Moro em um bairro periférico rodeado por casas sem reboque, crianças sem chinelos, mães sem pais ....enfim ...cercado pela carência de um detalhe que faz diferença, talvez,um olhar atencioso.Fazendo fronteira com o meu, há uma imensa ocupação de terra com casas de papel e pessoas de ferro, lá se chama Anita Garibaldi e todas suas ruas foram batizadas em homenagem á pessoas bravas : Zumbi dos Palmares, Antonio Conselheiro, Chico Mendes, Carlos Mariguela – acho bonito os nomes que escolheram.Um dia, ainda verei um logradouro com o meu nome ... talvez uma praça, melhor ainda, um viaduto. Bem, mas isso pouco importa agora, o que eu precisava era ter a idéia ... para fazer um conto sobre a vaidade.

Ao atravessar o beco, só faltará uma rua e uma pequena viela para chegar em minha casa, até então, não tive idéias quaisquer. Onde piso, tem oficialmente um nome registrado na prefeitura “Viela Beira Rio”, mas em verdade é apenas um atalho: sai do asfalto e entra no meio de duas casas de bloco, ando um pouquinho e já sinto um mau cheiro de esgoto; (...uma idéia sobre a vaidade ?).
Quando chove, mais forte torna-se o odor ao mistura-se com os cachorros e barracos molhados; (uma idéia sobre a vaidade...). De madeirite e improvisos são feitas as moradas ali abaixo. Eu viro para a esquerda - seria irracional escolher outro sentido - e estradinha segue estreitinha, entre uma parede de tábua e o fronteiriço córrego; (a vaidade ...vaidade ? !). Passo pelos garotos, sempre ficam ali à margem, pontuando o fim do caminho. Agora só faltará uma rua ...

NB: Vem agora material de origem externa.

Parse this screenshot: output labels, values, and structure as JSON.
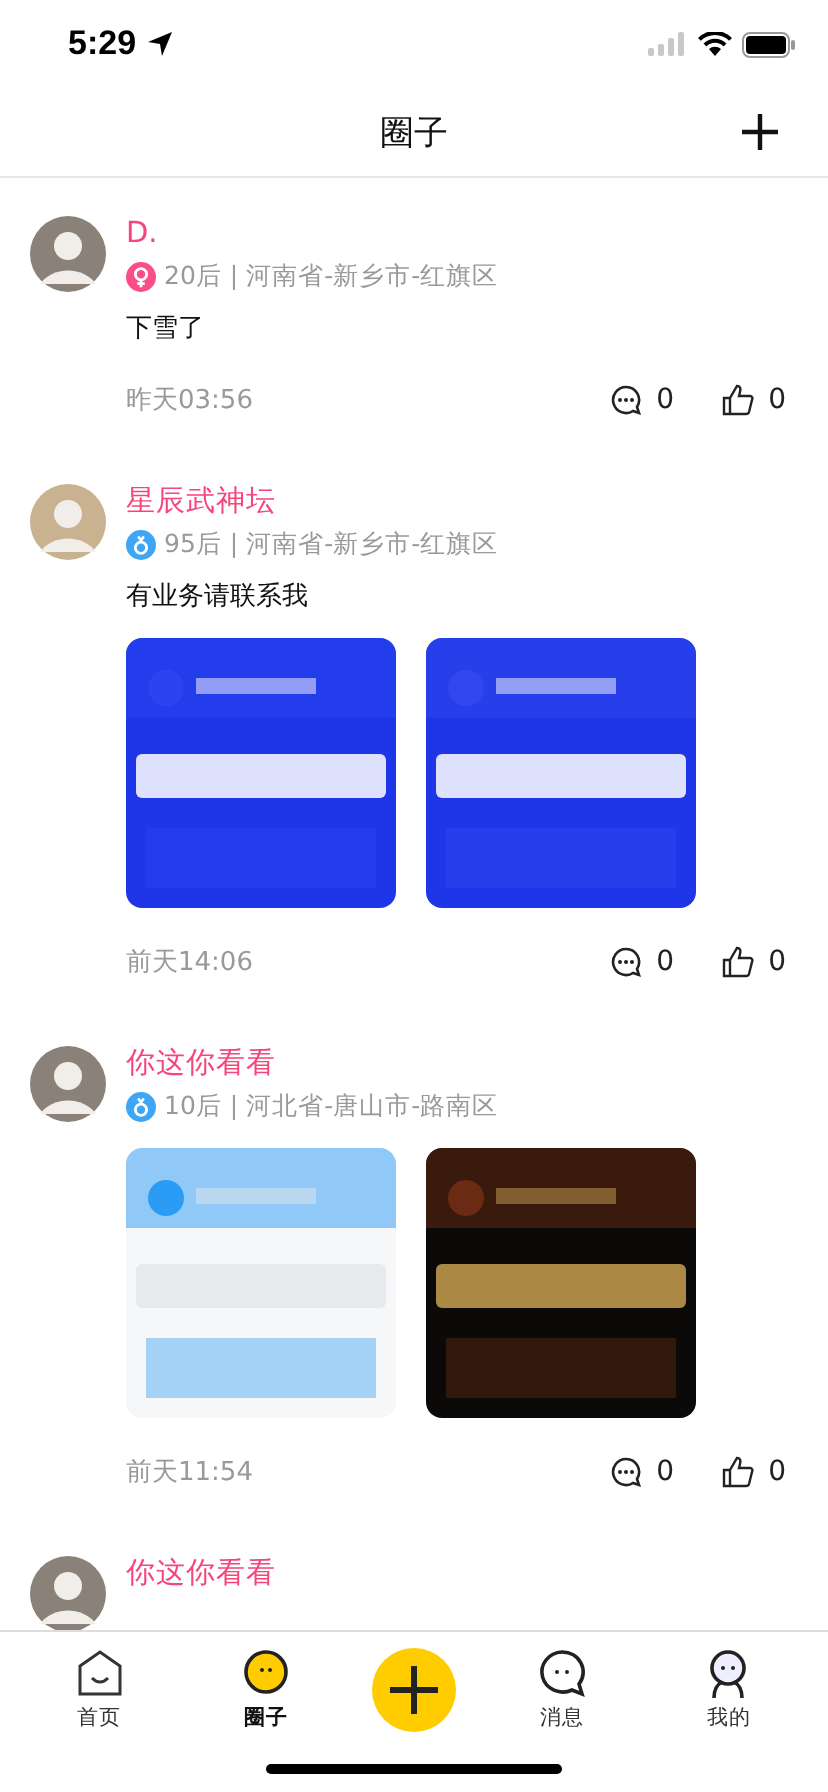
{
  "status_bar": {
    "time": "5:29"
  },
  "header": {
    "title": "圈子"
  },
  "posts": [
    {
      "name": "D.",
      "badge": {
        "kind": "female",
        "color": "#fb4e87"
      },
      "meta": "20后 | 河南省-新乡市-红旗区",
      "text": "下雪了",
      "time": "昨天03:56",
      "comments": "0",
      "likes": "0"
    },
    {
      "name": "星辰武神坛",
      "badge": {
        "kind": "male",
        "color": "#3ea6f5"
      },
      "meta": "95后 | 河南省-新乡市-红旗区",
      "text": "有业务请联系我",
      "time": "前天14:06",
      "comments": "0",
      "likes": "0"
    },
    {
      "name": "你这你看看",
      "badge": {
        "kind": "male",
        "color": "#3ea6f5"
      },
      "meta": "10后 | 河北省-唐山市-路南区",
      "time": "前天11:54",
      "comments": "0",
      "likes": "0"
    },
    {
      "name": "你这你看看"
    }
  ],
  "tab_bar": [
    {
      "kind": "tab",
      "label": "首页",
      "selected": false
    },
    {
      "kind": "tab",
      "label": "圈子",
      "selected": true
    },
    {
      "kind": "add"
    },
    {
      "kind": "tab",
      "label": "消息",
      "selected": false
    },
    {
      "kind": "tab",
      "label": "我的",
      "selected": false
    }
  ]
}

Cada vez mais, aproximo-me de minha casa ...
Não sei como começar? Movo-me bem lentamente, talvez ainda dê tempo de pensar em algo; (eu preciso fazer um conto sobre a vaidade!). Silenciosa, cumprimento as pessoas com olhares, sorrisos (estou pensando!).Alguém me pergunta :
- Cê tem camisinha na bolsa ?
- Ih, não tem não, acabou !
- Ah ! Você nunca tem, cê sempre dá pros outros e esquece de mim ...
Trabalho como “agente comunitária de saúde”, e nesta hora, estava uniformizada, fazendo o percurso rotineiro, finalizando mais um dia de labor..

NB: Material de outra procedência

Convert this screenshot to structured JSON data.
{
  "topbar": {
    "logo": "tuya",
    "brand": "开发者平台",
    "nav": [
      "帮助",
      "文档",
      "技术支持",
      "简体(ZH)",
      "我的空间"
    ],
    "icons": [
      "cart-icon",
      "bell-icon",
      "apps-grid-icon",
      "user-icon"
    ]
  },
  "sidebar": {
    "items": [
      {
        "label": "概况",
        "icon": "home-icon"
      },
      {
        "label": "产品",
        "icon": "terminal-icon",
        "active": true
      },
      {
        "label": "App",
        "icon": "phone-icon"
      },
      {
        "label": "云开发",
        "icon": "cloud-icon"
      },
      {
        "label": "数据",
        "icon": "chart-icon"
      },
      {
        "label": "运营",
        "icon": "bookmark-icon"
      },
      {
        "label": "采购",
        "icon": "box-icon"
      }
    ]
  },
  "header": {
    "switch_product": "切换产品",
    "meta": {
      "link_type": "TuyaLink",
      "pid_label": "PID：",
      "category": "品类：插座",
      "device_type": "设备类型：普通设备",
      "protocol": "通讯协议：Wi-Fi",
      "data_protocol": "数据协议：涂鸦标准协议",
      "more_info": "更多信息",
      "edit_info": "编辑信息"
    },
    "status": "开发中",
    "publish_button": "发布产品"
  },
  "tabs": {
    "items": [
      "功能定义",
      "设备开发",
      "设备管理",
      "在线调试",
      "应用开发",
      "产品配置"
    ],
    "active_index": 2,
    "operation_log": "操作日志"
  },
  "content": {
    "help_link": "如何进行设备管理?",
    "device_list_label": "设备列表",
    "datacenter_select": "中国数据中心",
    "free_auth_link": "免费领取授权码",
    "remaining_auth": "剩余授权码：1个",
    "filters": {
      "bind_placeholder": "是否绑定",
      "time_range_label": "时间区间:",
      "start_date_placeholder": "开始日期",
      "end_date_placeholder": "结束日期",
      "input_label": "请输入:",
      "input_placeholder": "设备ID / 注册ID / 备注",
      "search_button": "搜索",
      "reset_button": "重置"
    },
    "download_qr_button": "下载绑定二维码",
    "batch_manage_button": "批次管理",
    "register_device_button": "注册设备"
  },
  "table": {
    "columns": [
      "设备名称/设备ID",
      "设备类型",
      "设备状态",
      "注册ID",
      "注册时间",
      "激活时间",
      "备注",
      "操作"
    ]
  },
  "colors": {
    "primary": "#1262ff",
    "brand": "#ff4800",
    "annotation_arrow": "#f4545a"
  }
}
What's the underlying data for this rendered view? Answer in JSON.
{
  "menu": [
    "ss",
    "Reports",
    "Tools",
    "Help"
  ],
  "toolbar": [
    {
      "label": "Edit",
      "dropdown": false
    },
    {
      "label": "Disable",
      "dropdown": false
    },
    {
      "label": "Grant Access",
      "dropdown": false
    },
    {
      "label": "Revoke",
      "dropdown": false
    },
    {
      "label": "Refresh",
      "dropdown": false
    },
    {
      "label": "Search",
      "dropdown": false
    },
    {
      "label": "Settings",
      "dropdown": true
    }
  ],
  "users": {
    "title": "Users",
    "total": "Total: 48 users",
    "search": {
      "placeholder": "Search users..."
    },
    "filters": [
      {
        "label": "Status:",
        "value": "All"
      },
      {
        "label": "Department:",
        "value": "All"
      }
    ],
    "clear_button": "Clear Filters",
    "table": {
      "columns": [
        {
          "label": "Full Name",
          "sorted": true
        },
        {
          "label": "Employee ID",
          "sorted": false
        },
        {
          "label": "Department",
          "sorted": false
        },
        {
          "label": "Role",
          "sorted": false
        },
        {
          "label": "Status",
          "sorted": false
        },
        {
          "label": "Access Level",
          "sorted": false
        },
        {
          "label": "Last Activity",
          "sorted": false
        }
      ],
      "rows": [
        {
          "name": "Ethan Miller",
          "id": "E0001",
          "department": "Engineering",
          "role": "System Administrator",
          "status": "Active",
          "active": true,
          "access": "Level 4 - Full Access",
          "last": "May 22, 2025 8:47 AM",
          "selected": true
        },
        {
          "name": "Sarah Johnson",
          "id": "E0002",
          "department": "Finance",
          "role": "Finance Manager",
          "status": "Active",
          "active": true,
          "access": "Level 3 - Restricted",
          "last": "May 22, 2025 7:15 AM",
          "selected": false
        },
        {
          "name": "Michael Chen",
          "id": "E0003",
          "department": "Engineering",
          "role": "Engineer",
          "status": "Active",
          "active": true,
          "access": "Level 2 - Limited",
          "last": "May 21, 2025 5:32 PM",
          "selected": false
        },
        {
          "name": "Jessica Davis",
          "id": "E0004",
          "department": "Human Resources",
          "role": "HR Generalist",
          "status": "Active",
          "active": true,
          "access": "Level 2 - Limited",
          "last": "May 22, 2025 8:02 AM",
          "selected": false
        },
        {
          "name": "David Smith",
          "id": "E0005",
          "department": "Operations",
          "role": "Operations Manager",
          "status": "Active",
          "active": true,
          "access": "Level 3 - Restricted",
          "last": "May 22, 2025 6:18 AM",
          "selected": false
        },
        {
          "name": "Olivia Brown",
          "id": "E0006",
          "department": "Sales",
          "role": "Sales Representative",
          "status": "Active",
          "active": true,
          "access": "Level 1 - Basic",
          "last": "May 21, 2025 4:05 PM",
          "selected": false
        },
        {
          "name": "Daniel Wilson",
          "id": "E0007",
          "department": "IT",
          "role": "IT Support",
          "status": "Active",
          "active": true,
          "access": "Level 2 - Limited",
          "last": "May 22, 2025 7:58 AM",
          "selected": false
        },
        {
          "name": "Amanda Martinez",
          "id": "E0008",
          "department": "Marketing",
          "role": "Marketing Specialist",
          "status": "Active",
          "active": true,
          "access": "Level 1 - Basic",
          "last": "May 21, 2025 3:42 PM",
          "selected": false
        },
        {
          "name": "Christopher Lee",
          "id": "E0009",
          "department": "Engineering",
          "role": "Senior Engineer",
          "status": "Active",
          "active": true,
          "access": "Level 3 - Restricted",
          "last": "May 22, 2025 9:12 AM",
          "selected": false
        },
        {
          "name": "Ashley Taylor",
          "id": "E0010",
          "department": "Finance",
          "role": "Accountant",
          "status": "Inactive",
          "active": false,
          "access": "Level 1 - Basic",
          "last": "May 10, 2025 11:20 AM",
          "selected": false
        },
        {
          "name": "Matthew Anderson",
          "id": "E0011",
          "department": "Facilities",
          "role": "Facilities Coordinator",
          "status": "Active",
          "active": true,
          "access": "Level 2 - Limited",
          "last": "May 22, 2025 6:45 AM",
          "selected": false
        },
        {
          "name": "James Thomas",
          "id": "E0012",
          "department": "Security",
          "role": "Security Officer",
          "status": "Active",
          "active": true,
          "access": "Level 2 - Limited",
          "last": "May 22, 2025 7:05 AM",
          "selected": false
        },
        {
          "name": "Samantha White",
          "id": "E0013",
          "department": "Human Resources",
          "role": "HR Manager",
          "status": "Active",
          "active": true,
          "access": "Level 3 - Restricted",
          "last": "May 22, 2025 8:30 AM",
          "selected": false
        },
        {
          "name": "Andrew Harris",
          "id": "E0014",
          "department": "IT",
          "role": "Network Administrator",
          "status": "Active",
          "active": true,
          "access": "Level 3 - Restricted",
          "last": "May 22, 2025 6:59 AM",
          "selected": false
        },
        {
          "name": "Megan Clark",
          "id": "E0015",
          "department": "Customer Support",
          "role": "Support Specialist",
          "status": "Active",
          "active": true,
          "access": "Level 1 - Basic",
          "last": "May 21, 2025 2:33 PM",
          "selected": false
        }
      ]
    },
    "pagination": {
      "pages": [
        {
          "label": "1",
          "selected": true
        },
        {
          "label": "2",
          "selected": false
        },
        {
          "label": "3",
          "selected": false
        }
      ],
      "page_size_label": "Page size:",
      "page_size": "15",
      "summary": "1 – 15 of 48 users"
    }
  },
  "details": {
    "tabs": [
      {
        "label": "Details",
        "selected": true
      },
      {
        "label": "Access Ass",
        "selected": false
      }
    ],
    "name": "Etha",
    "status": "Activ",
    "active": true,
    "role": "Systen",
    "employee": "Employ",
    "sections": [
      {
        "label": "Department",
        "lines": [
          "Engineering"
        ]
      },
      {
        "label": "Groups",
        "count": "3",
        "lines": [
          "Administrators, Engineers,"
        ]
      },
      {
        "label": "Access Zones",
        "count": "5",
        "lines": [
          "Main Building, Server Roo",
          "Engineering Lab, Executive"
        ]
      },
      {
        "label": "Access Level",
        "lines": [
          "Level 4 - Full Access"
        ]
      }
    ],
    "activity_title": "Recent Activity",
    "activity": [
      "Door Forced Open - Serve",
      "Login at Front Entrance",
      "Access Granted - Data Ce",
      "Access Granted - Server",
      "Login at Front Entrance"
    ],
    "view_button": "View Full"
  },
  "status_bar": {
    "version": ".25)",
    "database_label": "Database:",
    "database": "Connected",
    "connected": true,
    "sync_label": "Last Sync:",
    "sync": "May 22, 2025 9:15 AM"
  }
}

- Ah, você viu que mudou uma família nova pra esta rua? A moça tá pedindo pra cê í lá cadastrá eles ...
- Onde eles tão morando ?
- Naquela casa azul, abandonada.Eles invadiram ...

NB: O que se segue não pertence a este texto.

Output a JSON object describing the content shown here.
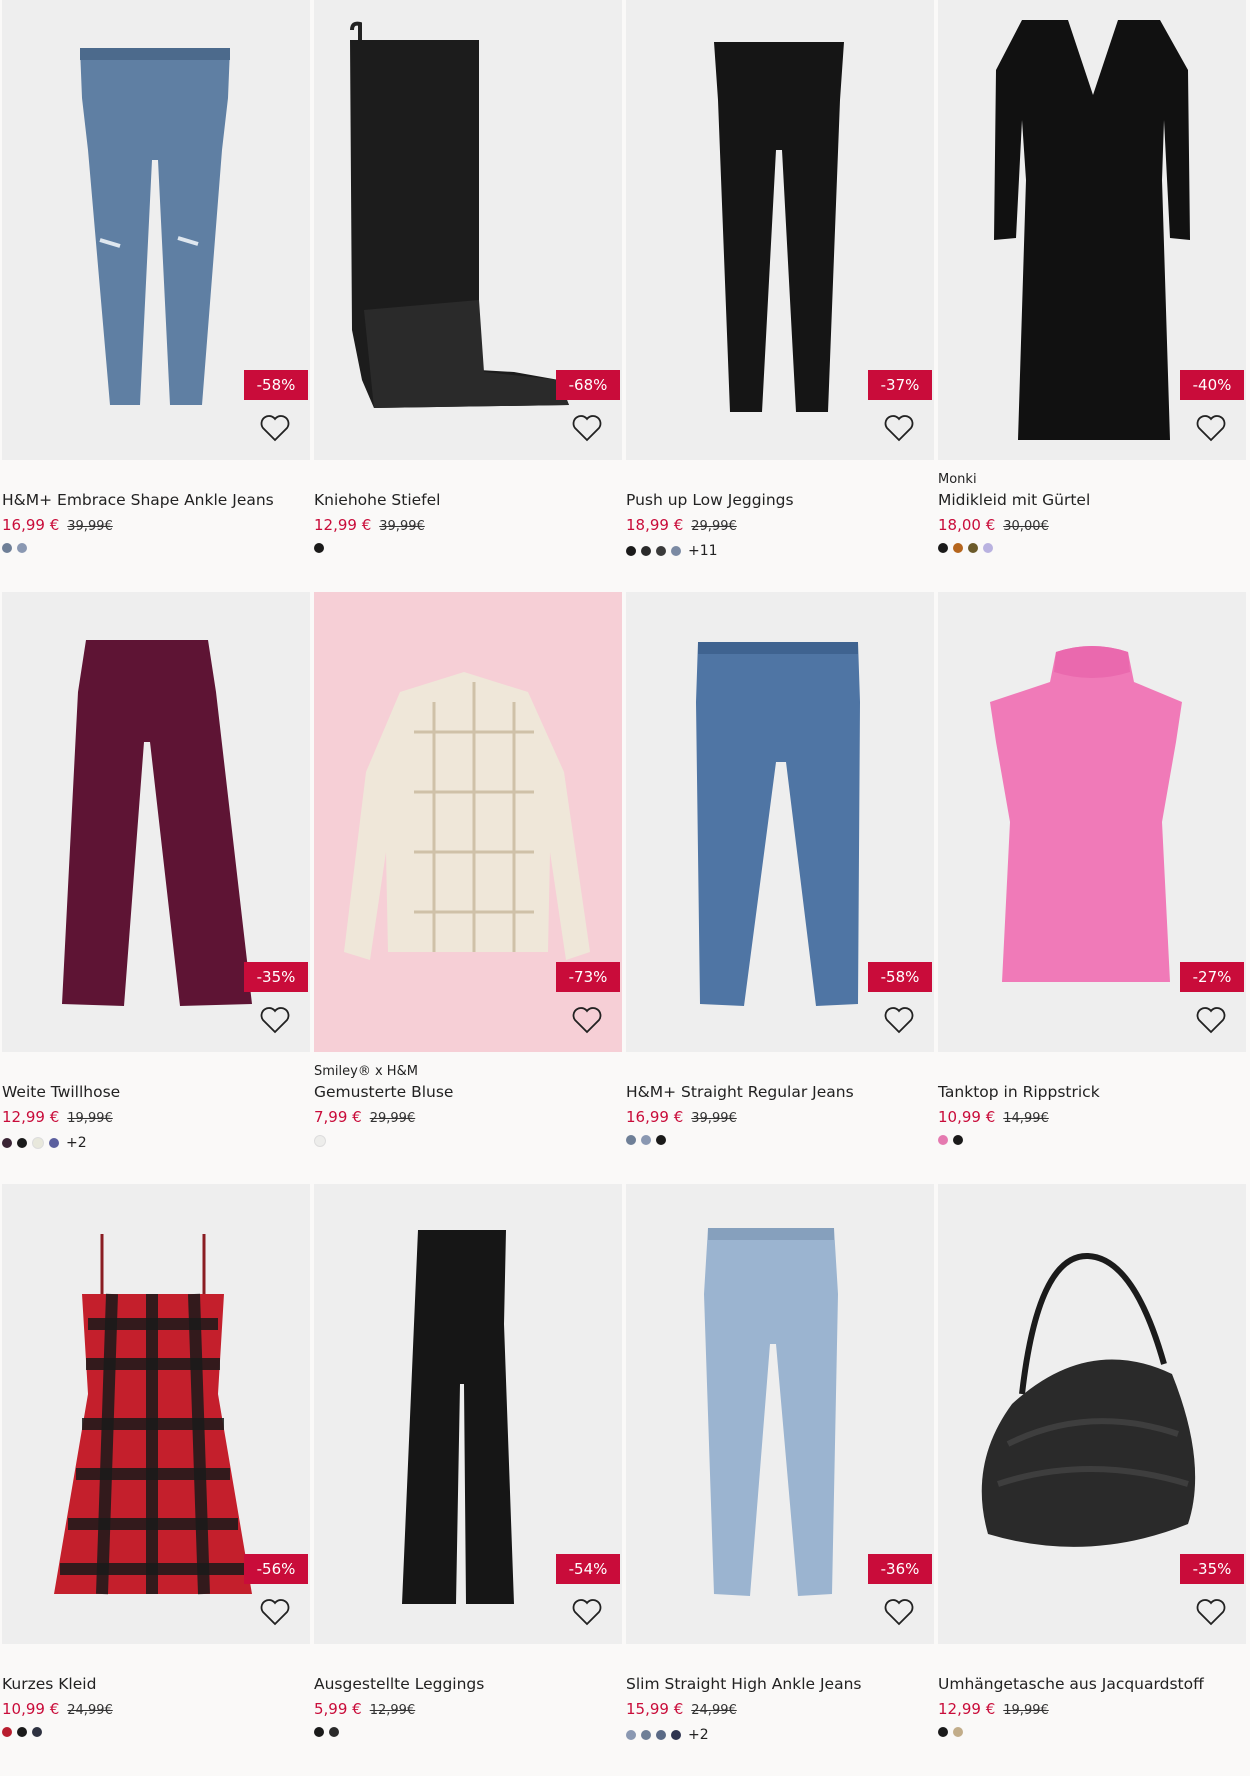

- Tá bom, to indo lá agora (e quando chegar em casa a primeira coisa que farei: o meu conto sobre a vaidade!).
Esta tal casa azul, há muito me causava curiosidade. É uma casa construída de comprido em um meio terreno. Apesar do muro, dava para enxergar que tinha quatro cômodos (espaçosa e de certa maneira confortável em relação a demais), havia os buracos para futuras instalações de janelas e portas, e estava rebocada e pintada à cal....mas, abandonada !? Realmente me chamou atenção o fato dela estar vazia há anos e bem ali – onde muitas famílias moravam em cima do esgoto, em corredores apertados, com chão de terra, parede de papelão, telhas quebradas ...e a construção azul, quase perfeita, até então vazia ? !
Aproximei-me.
- Oi, tudo bom, eu trabalho no posto de saúde, chama a sua mãe pra falar comigo !? (Às vezes eu pergunto até constrangida se está tudo bem ... em certas ocasiões é claramente impossível. Algumas pessoas se calam, apenas acenam com a cabeça , talvez não estejam respondendo minha ridícula saudação).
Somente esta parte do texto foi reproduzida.